Integration of Individual Participant and Aggregate Data Under Dataset Shift: Summary Statistic Comparison and Scalable Computation

Integrated IPD-AD analysis, which combines individual participant data (IPD) with aggregate data (AD), is increasingly recognized as an effective strategy for generating more reliable and generalizable inferences from heterogeneous studies. While most existing work has focused on algorithmic approaches, this paper investigates a complementary yet underexplored question: how different forms of AD influence the efficiency of data integration. Working within a constrained maximum likelihood estimation framework, we compare commonly reported summary statistics and show that subgroup-specific summaries can substantially improve estimation efficiency. In particular, we find that AD derived from outcome-stratified subgroups (e.g., cases and controls) consistently yield greater efficiency gains than those based on covariate-stratified subgroups (e.g., age or exposure categories), especially when the outcome is continuous. Although outcome-stratified summaries are commonly reported for discrete outcomes, they are rarely provided when the outcome is continuous. Our findings therefore support the routine inclusion of outcome-stratified summaries for continuous endpoints in trial reports and public data repositories to facilitate more efficient evidence synthesis. We further extend the constrained maximum likelihood framework to accommodate dataset shift and develop a fast, non-iterative estimation procedure to improve numerical stability and scalability. We illustrate the proposed methodology with two applications: an analysis of income data under covariate shift and an analysis of housing data under prior probability shift.

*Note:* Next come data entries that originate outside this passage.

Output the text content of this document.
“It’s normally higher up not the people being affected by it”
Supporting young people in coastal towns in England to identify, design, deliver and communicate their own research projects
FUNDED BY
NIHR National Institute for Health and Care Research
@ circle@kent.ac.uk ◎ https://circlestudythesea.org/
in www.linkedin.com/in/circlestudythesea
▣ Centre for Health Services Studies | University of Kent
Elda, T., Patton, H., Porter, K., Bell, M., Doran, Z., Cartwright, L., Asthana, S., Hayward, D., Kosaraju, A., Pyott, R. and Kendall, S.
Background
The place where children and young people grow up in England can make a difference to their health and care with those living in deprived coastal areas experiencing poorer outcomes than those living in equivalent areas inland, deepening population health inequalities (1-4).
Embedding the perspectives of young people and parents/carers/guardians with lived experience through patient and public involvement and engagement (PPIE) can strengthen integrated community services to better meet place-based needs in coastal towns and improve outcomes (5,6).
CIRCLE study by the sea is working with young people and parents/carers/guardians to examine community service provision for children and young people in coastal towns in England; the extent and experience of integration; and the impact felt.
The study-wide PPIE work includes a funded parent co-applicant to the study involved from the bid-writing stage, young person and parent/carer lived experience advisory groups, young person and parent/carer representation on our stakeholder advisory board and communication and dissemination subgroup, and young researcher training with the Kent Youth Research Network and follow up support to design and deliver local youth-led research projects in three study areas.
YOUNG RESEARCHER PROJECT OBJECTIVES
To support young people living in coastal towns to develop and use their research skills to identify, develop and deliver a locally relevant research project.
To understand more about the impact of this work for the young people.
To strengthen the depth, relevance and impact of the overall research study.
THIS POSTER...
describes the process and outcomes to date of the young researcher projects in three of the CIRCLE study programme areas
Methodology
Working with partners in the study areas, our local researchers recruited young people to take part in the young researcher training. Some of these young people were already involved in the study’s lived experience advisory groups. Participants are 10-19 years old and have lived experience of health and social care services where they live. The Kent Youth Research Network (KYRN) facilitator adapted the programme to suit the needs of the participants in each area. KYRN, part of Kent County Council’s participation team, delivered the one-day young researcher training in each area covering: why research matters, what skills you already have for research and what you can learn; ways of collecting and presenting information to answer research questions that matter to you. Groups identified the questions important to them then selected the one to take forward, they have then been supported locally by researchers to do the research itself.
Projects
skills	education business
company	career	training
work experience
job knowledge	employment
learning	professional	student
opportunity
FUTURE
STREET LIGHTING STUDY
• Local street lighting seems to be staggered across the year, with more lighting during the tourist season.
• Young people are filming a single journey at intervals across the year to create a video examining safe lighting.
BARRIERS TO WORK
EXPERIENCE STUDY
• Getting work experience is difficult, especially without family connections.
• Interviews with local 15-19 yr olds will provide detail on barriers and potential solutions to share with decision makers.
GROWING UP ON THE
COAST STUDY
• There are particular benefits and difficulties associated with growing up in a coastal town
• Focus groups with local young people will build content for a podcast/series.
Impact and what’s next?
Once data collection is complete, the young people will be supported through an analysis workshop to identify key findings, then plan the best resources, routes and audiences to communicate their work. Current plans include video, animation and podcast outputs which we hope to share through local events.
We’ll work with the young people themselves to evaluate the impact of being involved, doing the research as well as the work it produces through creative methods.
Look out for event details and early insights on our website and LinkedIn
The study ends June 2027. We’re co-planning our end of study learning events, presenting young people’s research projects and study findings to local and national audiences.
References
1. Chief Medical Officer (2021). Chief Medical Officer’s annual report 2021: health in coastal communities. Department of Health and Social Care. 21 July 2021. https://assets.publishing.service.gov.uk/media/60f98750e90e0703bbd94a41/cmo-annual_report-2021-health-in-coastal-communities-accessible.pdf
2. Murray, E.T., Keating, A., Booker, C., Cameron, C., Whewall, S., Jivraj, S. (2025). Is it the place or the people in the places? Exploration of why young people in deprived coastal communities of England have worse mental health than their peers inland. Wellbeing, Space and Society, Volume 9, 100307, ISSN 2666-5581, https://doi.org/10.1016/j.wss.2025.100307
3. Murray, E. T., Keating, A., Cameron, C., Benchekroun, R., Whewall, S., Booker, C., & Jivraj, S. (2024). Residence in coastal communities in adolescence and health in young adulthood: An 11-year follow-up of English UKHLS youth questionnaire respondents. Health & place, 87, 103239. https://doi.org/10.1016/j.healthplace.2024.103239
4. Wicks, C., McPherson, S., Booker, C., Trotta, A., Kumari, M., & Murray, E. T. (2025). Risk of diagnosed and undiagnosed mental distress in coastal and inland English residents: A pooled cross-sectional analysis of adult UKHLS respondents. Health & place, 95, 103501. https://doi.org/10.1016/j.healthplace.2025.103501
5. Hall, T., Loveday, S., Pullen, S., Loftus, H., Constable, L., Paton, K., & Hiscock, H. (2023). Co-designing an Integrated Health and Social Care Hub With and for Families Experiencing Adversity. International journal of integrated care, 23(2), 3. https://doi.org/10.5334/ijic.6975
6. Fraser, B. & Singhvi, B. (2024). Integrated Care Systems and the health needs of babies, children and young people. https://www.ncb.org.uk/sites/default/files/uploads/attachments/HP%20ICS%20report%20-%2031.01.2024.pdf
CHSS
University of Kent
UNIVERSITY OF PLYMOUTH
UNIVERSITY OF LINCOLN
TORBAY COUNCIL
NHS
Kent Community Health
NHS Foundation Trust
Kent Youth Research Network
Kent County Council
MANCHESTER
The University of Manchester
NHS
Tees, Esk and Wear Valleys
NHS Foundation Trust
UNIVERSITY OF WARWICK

翻译：整合个体参与者数据（IPD）与汇总数据（AD）的IPD-AD综合分析，正日益被视为从异质性研究中生成更可靠、更可推广推断的有效策略。尽管现有研究多聚焦于算法途径，本文探讨了一个互补却尚未充分探索的问题：不同形式的汇总数据如何影响数据整合的效率。在约束最大似然估计框架下，我们比较了常用的汇总统计量，并证明特定亚组的汇总统计量能显著提升估计效率。特别地，我们发现基于结局分层亚组（如病例与对照）衍生的汇总数据，相较于基于协变量分层亚组（如年龄或暴露类别）的汇总数据，能持续带来更大的效率增益，这在结局为连续变量时尤为明显。尽管结局分层汇总统计量在离散结局中常被报告，但在连续结局中却鲜少提供。因此，我们的研究结果支持在试验报告和公共数据存储库中常规纳入连续终点的结局分层汇总统计量，以促进更高效的证据整合。我们进一步扩展了约束最大似然估计框架以适应数据集偏移，并开发了一种快速、非迭代的估计程序以提升数值稳定性和可扩展性。通过两个应用实例阐释了所提出的方法：协变量偏移下的收入数据分析以及先验概率偏移下的住房数据分析。